Am I above such a thing?

Forgive me the opportunity to elaborate on this feeling. Throughout this ordeal I've learned some things, like setting up a sophisticated live stream and building a website that streams an RTSP feed of my home security camera. A little graphic design here and there. These are things I already knew about. Then there is the abstract: no law is real unless it can be enforced. As the saying goes, the only thing necessary for the triumph of evil is for good people to do nothing.

Another lesson I've learned is I should avoid attributing to malice that which can be attributed to ignorance. Miscommunication often arises when we expect too much from others, and overlook the how ignorance shapes our shared perception of reality. To truly connect, we must attune our frequencies, so to speak. In this light, I've tried to dispel my neighbors' ignorance and convey the cruelty they've inflicted.
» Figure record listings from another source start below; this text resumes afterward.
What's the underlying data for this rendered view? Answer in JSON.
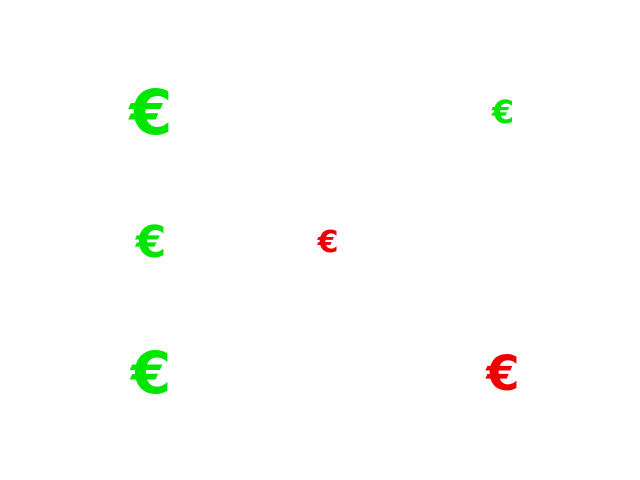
{
  "symbols": [
    {
      "glyph": "€",
      "color": "#00e600",
      "icon": "euro-icon"
    },
    {
      "glyph": "€",
      "color": "#00e600",
      "icon": "euro-icon"
    },
    {
      "glyph": "€",
      "color": "#00e600",
      "icon": "euro-icon"
    },
    {
      "glyph": "€",
      "color": "#ee0000",
      "icon": "euro-icon"
    },
    {
      "glyph": "€",
      "color": "#00e600",
      "icon": "euro-icon"
    },
    {
      "glyph": "€",
      "color": "#ee0000",
      "icon": "euro-icon"
    }
  ]
}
I don't believe they can continue to feign ignorance after all of this, but I also don't think they fully grasp the extent of their noise. Perhaps you can see where this is leading.
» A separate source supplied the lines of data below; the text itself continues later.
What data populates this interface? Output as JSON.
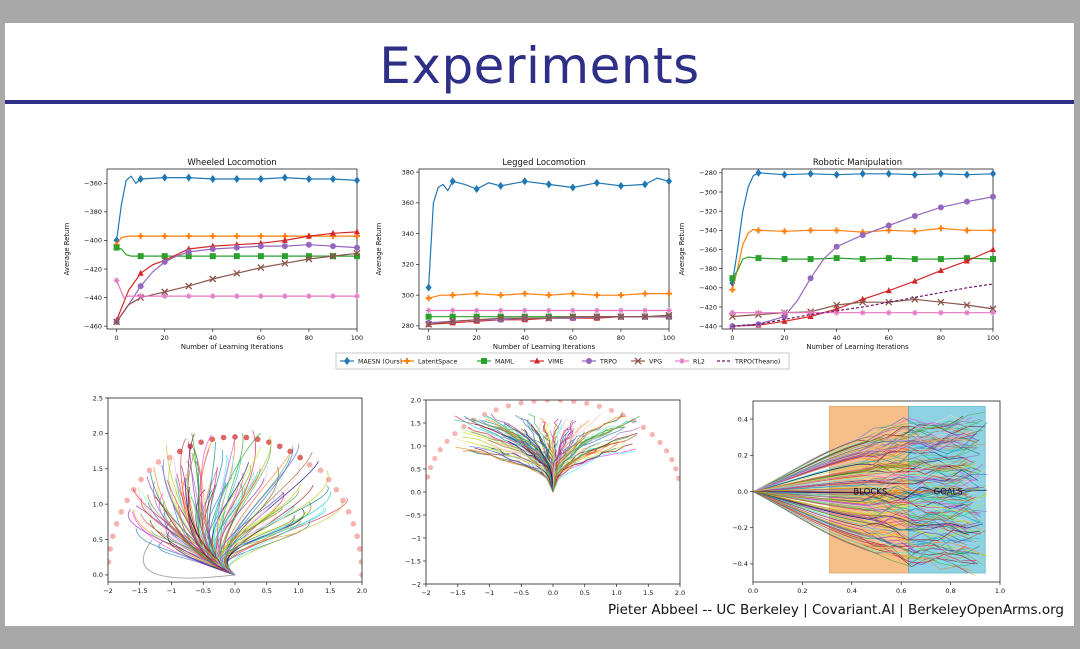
{
  "slide": {
    "title": "Experiments",
    "footer": "Pieter Abbeel -- UC Berkeley | Covariant.AI | BerkeleyOpenArms.org"
  },
  "legend": [
    {
      "name": "MAESN (Ours)",
      "color": "#1f77b4",
      "marker": "diamond",
      "dash": false
    },
    {
      "name": "LatentSpace",
      "color": "#ff7f0e",
      "marker": "plus",
      "dash": false
    },
    {
      "name": "MAML",
      "color": "#2ca02c",
      "marker": "square",
      "dash": false
    },
    {
      "name": "VIME",
      "color": "#d62728",
      "marker": "triangle",
      "dash": false
    },
    {
      "name": "TRPO",
      "color": "#9467bd",
      "marker": "circle",
      "dash": false
    },
    {
      "name": "VPG",
      "color": "#8c564b",
      "marker": "x",
      "dash": false
    },
    {
      "name": "RL2",
      "color": "#e377c2",
      "marker": "star",
      "dash": false
    },
    {
      "name": "TRPO(Theano)",
      "color": "#6a1b6a",
      "marker": "none",
      "dash": true
    }
  ],
  "chart_data": [
    {
      "type": "line",
      "title": "Wheeled Locomotion",
      "xlabel": "Number of Learning Iterations",
      "ylabel": "Average Return",
      "xlim": [
        -4,
        100
      ],
      "ylim": [
        -462,
        -350
      ],
      "xticks": [
        0,
        20,
        40,
        60,
        80,
        100
      ],
      "yticks": [
        -360,
        -380,
        -400,
        -420,
        -440,
        -460
      ],
      "series": [
        {
          "name": "MAESN (Ours)",
          "x": [
            0,
            2,
            4,
            6,
            8,
            10,
            20,
            30,
            40,
            50,
            60,
            70,
            80,
            90,
            100
          ],
          "y": [
            -400,
            -375,
            -358,
            -355,
            -360,
            -357,
            -356,
            -356,
            -357,
            -357,
            -357,
            -356,
            -357,
            -357,
            -358
          ]
        },
        {
          "name": "LatentSpace",
          "x": [
            0,
            2,
            5,
            10,
            20,
            30,
            40,
            50,
            60,
            70,
            80,
            90,
            100
          ],
          "y": [
            -403,
            -398,
            -397,
            -397,
            -397,
            -397,
            -397,
            -397,
            -397,
            -397,
            -397,
            -397,
            -397
          ]
        },
        {
          "name": "MAML",
          "x": [
            0,
            2,
            4,
            6,
            10,
            20,
            30,
            40,
            50,
            60,
            70,
            80,
            90,
            100
          ],
          "y": [
            -405,
            -406,
            -410,
            -411,
            -411,
            -411,
            -411,
            -411,
            -411,
            -411,
            -411,
            -411,
            -411,
            -411
          ]
        },
        {
          "name": "VIME",
          "x": [
            0,
            5,
            10,
            15,
            20,
            25,
            30,
            40,
            50,
            60,
            70,
            80,
            90,
            100
          ],
          "y": [
            -456,
            -435,
            -423,
            -417,
            -414,
            -410,
            -406,
            -404,
            -403,
            -402,
            -400,
            -397,
            -395,
            -394
          ]
        },
        {
          "name": "TRPO",
          "x": [
            0,
            5,
            10,
            15,
            20,
            25,
            30,
            40,
            50,
            60,
            70,
            80,
            90,
            100
          ],
          "y": [
            -457,
            -445,
            -432,
            -422,
            -415,
            -411,
            -408,
            -406,
            -405,
            -404,
            -404,
            -403,
            -404,
            -405
          ]
        },
        {
          "name": "VPG",
          "x": [
            0,
            5,
            10,
            20,
            30,
            40,
            50,
            60,
            70,
            80,
            90,
            100
          ],
          "y": [
            -457,
            -445,
            -440,
            -436,
            -432,
            -427,
            -423,
            -419,
            -416,
            -413,
            -411,
            -409
          ]
        },
        {
          "name": "RL2",
          "x": [
            0,
            3,
            5,
            10,
            20,
            30,
            40,
            50,
            60,
            70,
            80,
            90,
            100
          ],
          "y": [
            -428,
            -440,
            -439,
            -439,
            -439,
            -439,
            -439,
            -439,
            -439,
            -439,
            -439,
            -439,
            -439
          ]
        }
      ]
    },
    {
      "type": "line",
      "title": "Legged Locomotion",
      "xlabel": "Number of Learning Iterations",
      "ylabel": "Average Return",
      "xlim": [
        -4,
        100
      ],
      "ylim": [
        278,
        382
      ],
      "xticks": [
        0,
        20,
        40,
        60,
        80,
        100
      ],
      "yticks": [
        380,
        360,
        340,
        320,
        300,
        280
      ],
      "series": [
        {
          "name": "MAESN (Ours)",
          "x": [
            0,
            2,
            4,
            6,
            8,
            10,
            15,
            20,
            25,
            30,
            40,
            50,
            60,
            70,
            80,
            90,
            95,
            100
          ],
          "y": [
            305,
            360,
            370,
            372,
            368,
            374,
            372,
            369,
            373,
            371,
            374,
            372,
            370,
            373,
            371,
            372,
            376,
            374
          ]
        },
        {
          "name": "LatentSpace",
          "x": [
            0,
            5,
            10,
            20,
            30,
            40,
            50,
            60,
            70,
            80,
            90,
            100
          ],
          "y": [
            298,
            300,
            300,
            301,
            300,
            301,
            300,
            301,
            300,
            300,
            301,
            301
          ]
        },
        {
          "name": "MAML",
          "x": [
            0,
            10,
            20,
            30,
            40,
            50,
            60,
            70,
            80,
            90,
            100
          ],
          "y": [
            286,
            286,
            286,
            286,
            286,
            286,
            286,
            286,
            286,
            286,
            286
          ]
        },
        {
          "name": "VIME",
          "x": [
            0,
            10,
            20,
            30,
            40,
            50,
            60,
            70,
            80,
            90,
            100
          ],
          "y": [
            281,
            282,
            283,
            284,
            284,
            285,
            285,
            285,
            286,
            286,
            286
          ]
        },
        {
          "name": "TRPO",
          "x": [
            0,
            10,
            20,
            30,
            40,
            50,
            60,
            70,
            80,
            90,
            100
          ],
          "y": [
            282,
            283,
            284,
            284,
            285,
            285,
            285,
            286,
            286,
            286,
            286
          ]
        },
        {
          "name": "VPG",
          "x": [
            0,
            10,
            20,
            30,
            40,
            50,
            60,
            70,
            80,
            90,
            100
          ],
          "y": [
            281,
            283,
            284,
            285,
            285,
            285,
            286,
            286,
            286,
            286,
            287
          ]
        },
        {
          "name": "RL2",
          "x": [
            0,
            10,
            20,
            30,
            40,
            50,
            60,
            70,
            80,
            90,
            100
          ],
          "y": [
            290,
            290,
            290,
            290,
            290,
            290,
            290,
            290,
            290,
            290,
            290
          ]
        }
      ]
    },
    {
      "type": "line",
      "title": "Robotic Manipulation",
      "xlabel": "Number of Learning Iterations",
      "ylabel": "Average Return",
      "xlim": [
        -4,
        100
      ],
      "ylim": [
        -443,
        -276
      ],
      "xticks": [
        0,
        20,
        40,
        60,
        80,
        100
      ],
      "yticks": [
        -280,
        -300,
        -320,
        -340,
        -360,
        -380,
        -400,
        -420,
        -440
      ],
      "series": [
        {
          "name": "MAESN (Ours)",
          "x": [
            0,
            2,
            4,
            6,
            8,
            10,
            15,
            20,
            30,
            40,
            50,
            60,
            70,
            80,
            90,
            100
          ],
          "y": [
            -395,
            -360,
            -320,
            -295,
            -283,
            -280,
            -281,
            -282,
            -281,
            -282,
            -281,
            -281,
            -282,
            -281,
            -282,
            -281
          ]
        },
        {
          "name": "LatentSpace",
          "x": [
            0,
            2,
            4,
            6,
            8,
            10,
            20,
            30,
            40,
            50,
            60,
            70,
            80,
            90,
            100
          ],
          "y": [
            -402,
            -380,
            -355,
            -343,
            -339,
            -340,
            -341,
            -340,
            -340,
            -342,
            -340,
            -341,
            -338,
            -340,
            -340
          ]
        },
        {
          "name": "MAML",
          "x": [
            0,
            2,
            4,
            6,
            10,
            20,
            30,
            40,
            50,
            60,
            70,
            80,
            90,
            100
          ],
          "y": [
            -390,
            -382,
            -370,
            -368,
            -369,
            -370,
            -370,
            -369,
            -370,
            -369,
            -370,
            -370,
            -369,
            -370
          ]
        },
        {
          "name": "VIME",
          "x": [
            0,
            10,
            20,
            30,
            40,
            50,
            60,
            70,
            80,
            90,
            100
          ],
          "y": [
            -440,
            -439,
            -435,
            -430,
            -422,
            -412,
            -403,
            -393,
            -382,
            -372,
            -360
          ]
        },
        {
          "name": "TRPO",
          "x": [
            0,
            10,
            20,
            25,
            30,
            35,
            40,
            50,
            60,
            70,
            80,
            90,
            100
          ],
          "y": [
            -440,
            -438,
            -430,
            -413,
            -390,
            -370,
            -357,
            -345,
            -335,
            -325,
            -316,
            -310,
            -305
          ]
        },
        {
          "name": "VPG",
          "x": [
            0,
            10,
            20,
            30,
            40,
            50,
            60,
            70,
            80,
            90,
            100
          ],
          "y": [
            -430,
            -428,
            -426,
            -425,
            -418,
            -415,
            -415,
            -412,
            -415,
            -418,
            -422
          ]
        },
        {
          "name": "RL2",
          "x": [
            0,
            10,
            20,
            30,
            40,
            50,
            60,
            70,
            80,
            90,
            100
          ],
          "y": [
            -426,
            -426,
            -426,
            -426,
            -426,
            -426,
            -426,
            -426,
            -426,
            -426,
            -426
          ]
        },
        {
          "name": "TRPO(Theano)",
          "x": [
            0,
            10,
            20,
            30,
            40,
            50,
            60,
            70,
            80,
            90,
            100
          ],
          "y": [
            -440,
            -438,
            -433,
            -428,
            -424,
            -420,
            -415,
            -410,
            -405,
            -400,
            -396
          ]
        }
      ]
    },
    {
      "type": "scatter",
      "xlim": [
        -2.0,
        2.0
      ],
      "ylim": [
        -0.1,
        2.5
      ],
      "xticks": [
        -2.0,
        -1.5,
        -1.0,
        -0.5,
        0.0,
        0.5,
        1.0,
        1.5,
        2.0
      ],
      "yticks": [
        0.0,
        0.5,
        1.0,
        1.5,
        2.0,
        2.5
      ]
    },
    {
      "type": "scatter",
      "xlim": [
        -2.0,
        2.0
      ],
      "ylim": [
        -2.0,
        2.0
      ],
      "xticks": [
        -2.0,
        -1.5,
        -1.0,
        -0.5,
        0.0,
        0.5,
        1.0,
        1.5,
        2.0
      ],
      "yticks": [
        2.0,
        1.5,
        1.0,
        0.5,
        0.0,
        -0.5,
        -1.0,
        -1.5,
        -2.0
      ]
    },
    {
      "type": "scatter",
      "xlim": [
        0.0,
        1.0
      ],
      "ylim": [
        -0.5,
        0.5
      ],
      "xticks": [
        0.0,
        0.2,
        0.4,
        0.6,
        0.8,
        1.0
      ],
      "yticks": [
        0.4,
        0.2,
        0.0,
        -0.2,
        -0.4
      ],
      "annotations": [
        "BLOCKS",
        "GOALS"
      ]
    }
  ]
}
That's right: I've become a Buddhist myself.

Perhaps you didn't see that coming. But it's true. To prove it, I bought myself my own Buddha.

A 3-inch Buddha adorning the steps leading up to my apartment
Lil Bud.

There he is. I bought in. I'm now a Buddhist!

Being a Buddhist is wonderful. I've been one for about two months now, and it comes with almost no responsibilities or obligations. Well, I think that's what Buddhism is about, at least. I do have the statue now, and I'm pretty sure that entitles me to the same religious benefits as my neighbors. I can feel it.

I doubt I'll read any important Buddhist texts. The statue is enough for me. The reality is I'm desperate for meaning in a seemingly meaningless world. This might just work!!

Unfortunately, despite the newfound assurance and warm feelings I get from passing by my new "Lil Buddy," I still have very real and intractable environmental conditions preventing me from meditating and achieving the promise of tranquility Buddhism offers. I checked some forums online and discovered that there are indeed buildings in remote locations where people can meditate quietly for extended periods, although these places tend to be expensive.

So, what's next? My gut tells me to start a small business. So here it is: Buddhist Sound Healing. I haven't figured out how to monetize it, but I don't think it would be very Buddhist to do that. Or would it? I don't know. Is that Buddhist? I really have no idea.

Regardless, I am committed to being the best Buddhist Buddhism has to offer... me. In a sense, it's all really self-evident, if you think about it.